It’s official. Fayetteville voters will cast ballots “for” or “against” civil rights protections for LGBT residents this fall.
The Washington County Election Commission on Tuesday approved proposed ballot language for the Sept. 8 special election, which will decide the fate of the city’s Uniform Civil Rights Protection Ordinance.
The decision is a win for City Council members, who argued for the same ballot language in last year’s repeal of another civil rights ordinance.
That ordinance was approved in late August, but petitioners with a group called Repeal 119 turned in enough signatures to put the law on hold and force a Dec. 9 special election to uphold or repeal the ordinance.
Petitioners wanted a “For” vote to be used to repeal the ordinance, but Fayetteville aldermen and City Attorney Kit Williams said that could be confusing to voters.
The new ordinance
The new ordinance was approved by aldermen on June 16. As part of that approval, the ordinance will not go into effect unless voters approve the measure in a special election to be held Sept. 8.
If passed, the new law will prohibit business owners and landlords from firing or evicting someone because of their sexual orientation or gender identity. It will also provide protections for use of public accommodations, including restrooms.
Churches, religious schools and daycare facilities, and religious organizations of any kind would be exempt from the new law.
Unlike the previous repealed ordinance, the city attorney would not serve as the administrator of complaints. Instead, a Civil Rights Commission would be formed to review and decide complaints of alleged discrimination.
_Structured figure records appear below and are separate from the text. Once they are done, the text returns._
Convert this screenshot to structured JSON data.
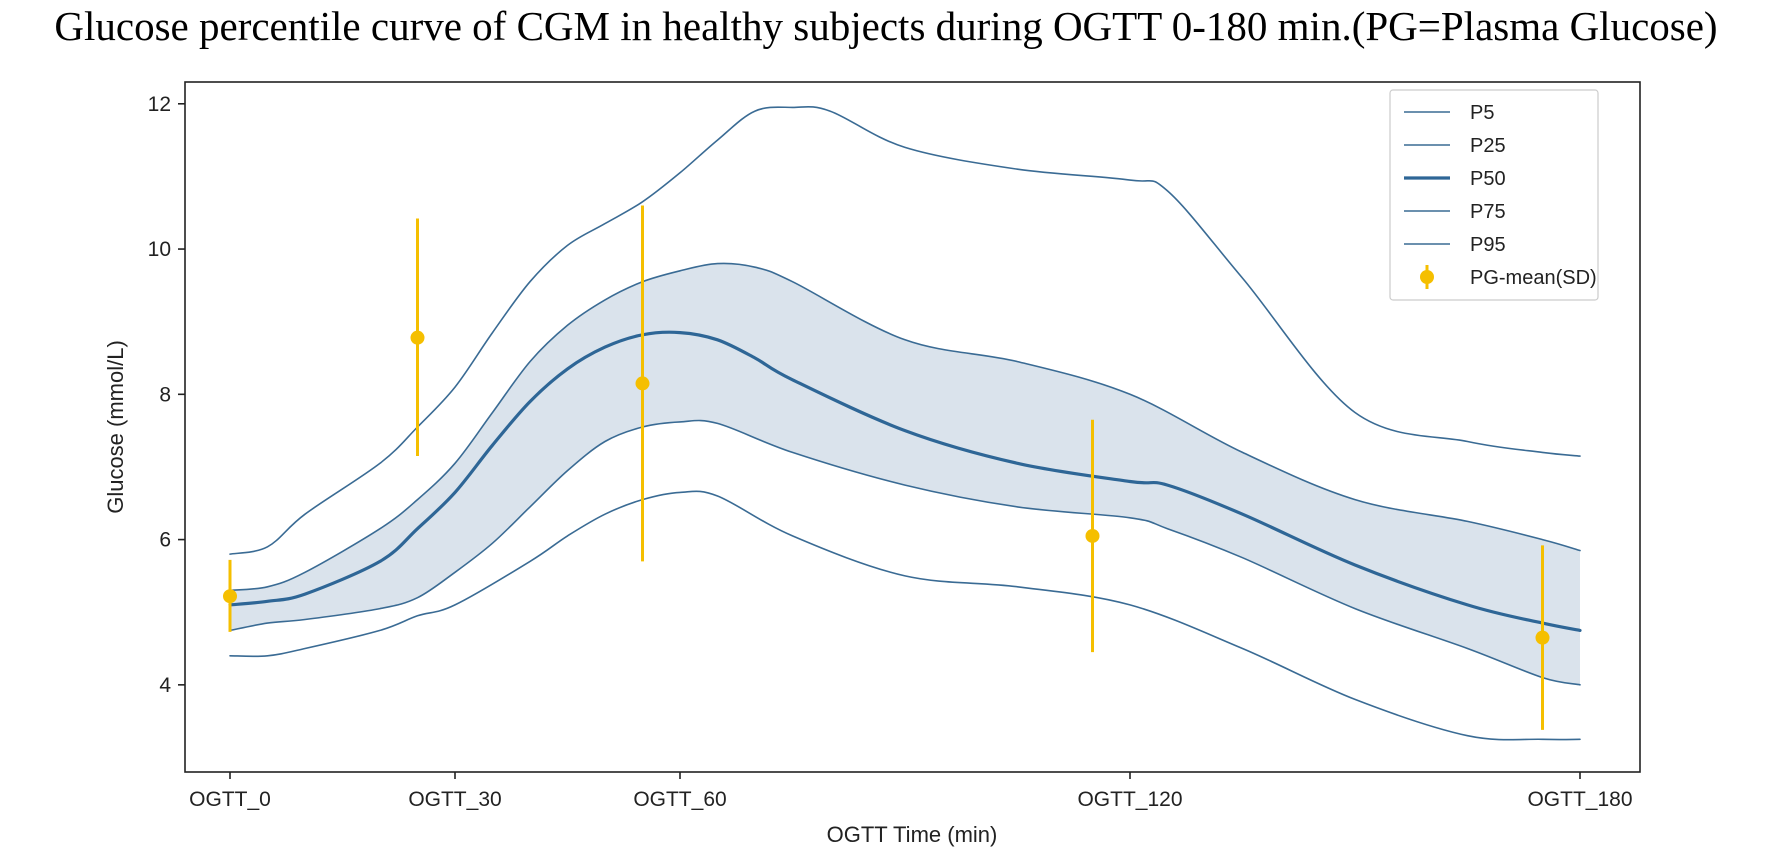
{
  "chart_data": {
    "type": "line",
    "title": "Glucose percentile curve of CGM in healthy subjects during OGTT 0-180 min.(PG=Plasma Glucose)",
    "xlabel": "OGTT Time (min)",
    "ylabel": "Glucose (mmol/L)",
    "xlim": [
      -6,
      188
    ],
    "ylim": [
      2.8,
      12.3
    ],
    "grid": false,
    "legend_position": "top-right",
    "x_ticks": [
      {
        "value": 0,
        "label": "OGTT_0"
      },
      {
        "value": 30,
        "label": "OGTT_30"
      },
      {
        "value": 60,
        "label": "OGTT_60"
      },
      {
        "value": 120,
        "label": "OGTT_120"
      },
      {
        "value": 180,
        "label": "OGTT_180"
      }
    ],
    "y_ticks": [
      4,
      6,
      8,
      10,
      12
    ],
    "shaded_band": {
      "lower": "P25",
      "upper": "P75",
      "color": "#dae3ec"
    },
    "series": [
      {
        "name": "P5",
        "color": "#3a6b94",
        "width": 1.6,
        "x": [
          0,
          5,
          10,
          20,
          25,
          30,
          40,
          45,
          50,
          55,
          60,
          65,
          75,
          90,
          105,
          120,
          135,
          150,
          165,
          175,
          180
        ],
        "y": [
          4.4,
          4.4,
          4.5,
          4.75,
          4.95,
          5.1,
          5.7,
          6.05,
          6.35,
          6.55,
          6.65,
          6.6,
          6.05,
          5.5,
          5.35,
          5.1,
          4.5,
          3.8,
          3.3,
          3.25,
          3.25
        ]
      },
      {
        "name": "P25",
        "color": "#3a6b94",
        "width": 1.6,
        "x": [
          0,
          5,
          10,
          20,
          25,
          30,
          35,
          40,
          45,
          50,
          55,
          60,
          65,
          75,
          90,
          105,
          120,
          125,
          135,
          150,
          165,
          175,
          180
        ],
        "y": [
          4.75,
          4.85,
          4.9,
          5.05,
          5.2,
          5.55,
          5.95,
          6.45,
          6.95,
          7.35,
          7.55,
          7.62,
          7.6,
          7.2,
          6.75,
          6.45,
          6.3,
          6.15,
          5.75,
          5.05,
          4.5,
          4.1,
          4.0
        ]
      },
      {
        "name": "P50",
        "color": "#2e6696",
        "width": 3.2,
        "x": [
          0,
          5,
          10,
          20,
          25,
          30,
          35,
          40,
          45,
          50,
          55,
          60,
          65,
          70,
          75,
          90,
          105,
          120,
          125,
          135,
          150,
          165,
          175,
          180
        ],
        "y": [
          5.1,
          5.15,
          5.25,
          5.7,
          6.15,
          6.65,
          7.3,
          7.9,
          8.35,
          8.65,
          8.82,
          8.85,
          8.75,
          8.5,
          8.2,
          7.5,
          7.05,
          6.8,
          6.75,
          6.35,
          5.65,
          5.1,
          4.85,
          4.75
        ]
      },
      {
        "name": "P75",
        "color": "#3a6b94",
        "width": 1.6,
        "x": [
          0,
          5,
          10,
          20,
          25,
          30,
          35,
          40,
          45,
          50,
          55,
          60,
          65,
          70,
          75,
          90,
          105,
          120,
          135,
          150,
          165,
          175,
          180
        ],
        "y": [
          5.3,
          5.35,
          5.55,
          6.15,
          6.55,
          7.05,
          7.75,
          8.45,
          8.95,
          9.3,
          9.55,
          9.7,
          9.8,
          9.75,
          9.55,
          8.75,
          8.45,
          8.0,
          7.2,
          6.55,
          6.25,
          6.0,
          5.85
        ]
      },
      {
        "name": "P95",
        "color": "#3a6b94",
        "width": 1.6,
        "x": [
          0,
          5,
          10,
          20,
          25,
          30,
          35,
          40,
          45,
          50,
          55,
          60,
          65,
          70,
          75,
          80,
          90,
          105,
          120,
          125,
          135,
          150,
          165,
          175,
          180
        ],
        "y": [
          5.8,
          5.9,
          6.35,
          7.05,
          7.55,
          8.1,
          8.85,
          9.55,
          10.05,
          10.35,
          10.65,
          11.05,
          11.5,
          11.9,
          11.95,
          11.9,
          11.4,
          11.1,
          10.95,
          10.8,
          9.6,
          7.75,
          7.35,
          7.2,
          7.15
        ]
      }
    ],
    "pg_mean_sd": {
      "name": "PG-mean(SD)",
      "color": "#f5bf00",
      "points": [
        {
          "x": 0,
          "mean": 5.22,
          "low": 4.73,
          "high": 5.72
        },
        {
          "x": 25,
          "mean": 8.78,
          "low": 7.15,
          "high": 10.42
        },
        {
          "x": 55,
          "mean": 8.15,
          "low": 5.7,
          "high": 10.6
        },
        {
          "x": 115,
          "mean": 6.05,
          "low": 4.45,
          "high": 7.65
        },
        {
          "x": 175,
          "mean": 4.65,
          "low": 3.38,
          "high": 5.92
        }
      ]
    }
  }
}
The commission would consist of seven members: two representatives of the business community; two owners or managers of rental property; one representative with experience in human resources or employment law; and two citizens at large, at least one of whom identifies as lesbian, gay, bisexual, or transgender.
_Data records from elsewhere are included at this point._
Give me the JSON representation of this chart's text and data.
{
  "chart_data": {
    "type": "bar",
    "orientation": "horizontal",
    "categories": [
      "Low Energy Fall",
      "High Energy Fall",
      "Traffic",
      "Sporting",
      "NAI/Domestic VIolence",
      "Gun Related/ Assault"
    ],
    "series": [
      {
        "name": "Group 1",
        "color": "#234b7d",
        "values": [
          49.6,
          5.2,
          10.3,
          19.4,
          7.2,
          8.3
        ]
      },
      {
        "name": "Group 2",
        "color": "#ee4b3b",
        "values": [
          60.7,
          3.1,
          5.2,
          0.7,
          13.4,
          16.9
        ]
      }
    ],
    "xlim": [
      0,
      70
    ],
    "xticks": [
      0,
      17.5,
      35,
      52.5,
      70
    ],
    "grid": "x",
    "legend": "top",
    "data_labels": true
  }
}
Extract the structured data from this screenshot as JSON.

Anyone asserting a claim of discrimination would be required to present their claim in writing to the city attorney, who would inform the Civil Rights Commission that a complaint had been received.
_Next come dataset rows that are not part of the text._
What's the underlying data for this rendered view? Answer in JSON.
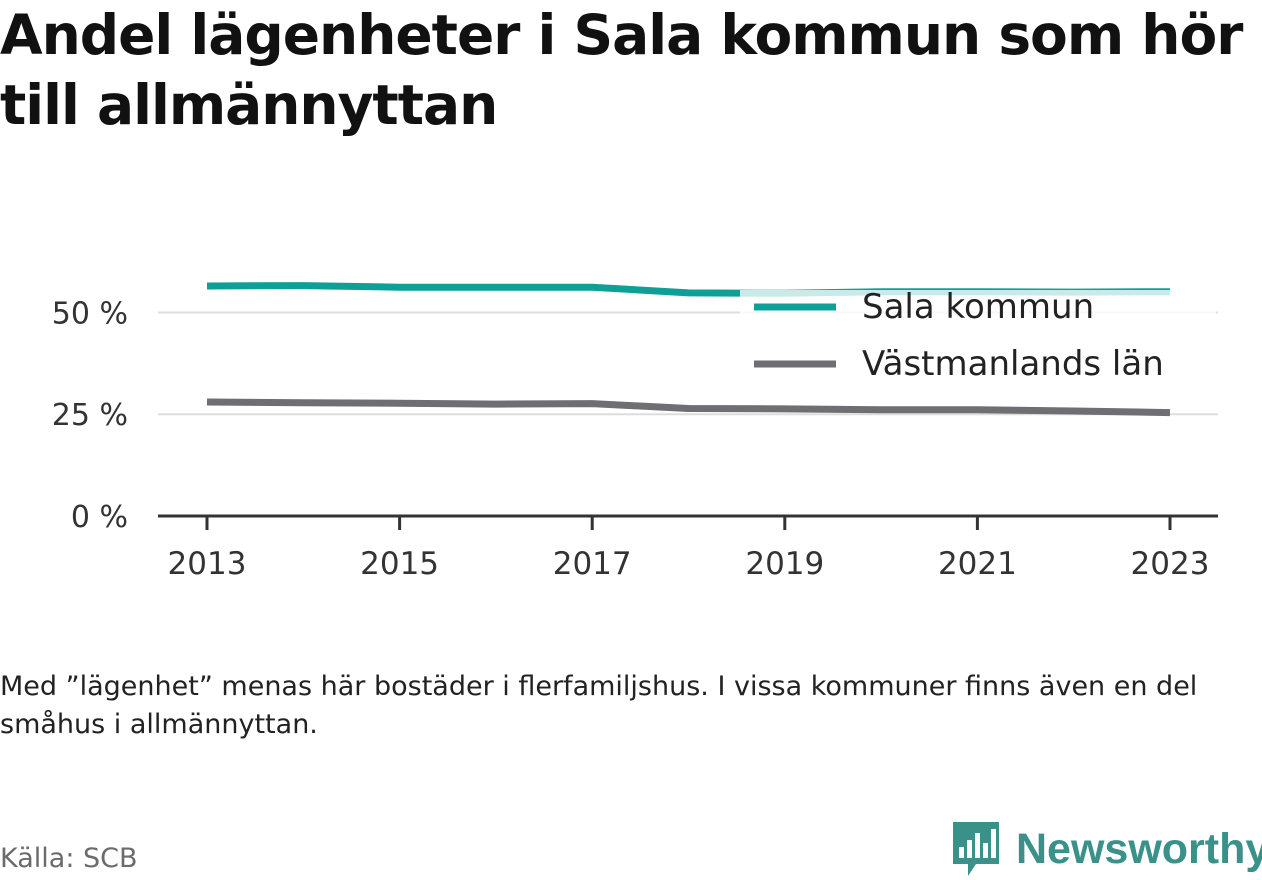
{
  "title": "Andel lägenheter i Sala kommun som hör till allmännyttan",
  "note": "Med ”lägenhet” menas här bostäder i flerfamiljshus. I vissa kommuner finns även en del småhus i allmännyttan.",
  "source": "Källa: SCB",
  "brand": {
    "name": "Newsworthy",
    "logo_icon": "bar-chart-speech-bubble-icon",
    "color": "#3a9189"
  },
  "chart_data": {
    "type": "line",
    "x": [
      2013,
      2014,
      2015,
      2016,
      2017,
      2018,
      2019,
      2020,
      2021,
      2022,
      2023
    ],
    "x_ticks": [
      "2013",
      "2015",
      "2017",
      "2019",
      "2021",
      "2023"
    ],
    "y_ticks": [
      "0 %",
      "25 %",
      "50 %"
    ],
    "ylim": [
      0,
      56.5
    ],
    "grid": true,
    "legend_position": "top-right",
    "series": [
      {
        "name": "Sala kommun",
        "color": "#0e9f96",
        "values": [
          56.5,
          56.6,
          56.2,
          56.2,
          56.2,
          54.8,
          54.7,
          55.1,
          55.1,
          55.0,
          55.1
        ]
      },
      {
        "name": "Västmanlands län",
        "color": "#6e6e73",
        "values": [
          28.0,
          27.8,
          27.7,
          27.5,
          27.6,
          26.4,
          26.3,
          26.1,
          26.1,
          25.8,
          25.4
        ]
      }
    ]
  }
}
Informal and confidential mediation would be attempted by the city before any other enforcement measures could begin. If mediation fails, the commission would schedule a hearing to review the complaint and receive evidence. If the commission determines that discrimination had occurred, the violator would be fined up to $100 for the first offense. Subsequent violations would carry the city’s general penalty which calls for fines of up to $500. A violation would not be considered a misdemeanor or felony.
Early voting will take place from 8 a.m. to 4:30 p.m. Sept. 1-4 in the Washington County Clerk’s office at 280 N. College Ave. There will be no early voting on Monday, Sept. 7 due to the Labor Day holiday. Both paper ballots and touch-screen machines will be available for early voters.
Polls will open from 7:30 a.m. to 7:30 p.m. on election day Tuesday, Sept. 8. There will be no paper ballots on election day. Unlike previous elections, Fayetteville voters may cast ballots at any of the approved polling sites, regardless of their voting precinct.
The Awakening – 5763 E. Mission Blvd.
Baldwin Church of Christ – 4399 Huntsville Road
Buckner Baptist Church – 748 Wyman Road
Central United Methodist Church – 6 W. Dickson St.
Christ’s Church – 525 W. 15th Street
Christian Life Cathedral – 1285 E. Millsap Road
Covenant Church of Christ – 4511 W. Wedington Dr.
First Assembly – 550 E. 15th St.
First United Presbyterian Church – 695 E. Calvin St.
Genesis Church – 205 W. 6th St.
Mt. Comfort Church of Christ – 3249 Mt. Comfort Road
Sang Avenue Baptist Church – 1425 N. Sang Ave.
Sequoyah Methodist Church – 1910 Old Wire Road
St. John’s Lutheran Church – 2730 E. Township Road
Trinity Fellowship – 1100 Rolling Hills Dr.
Trinity Methodist – 1021 W. Sycamore St.
Yvonne Richardson Center – 240 E. Rock St.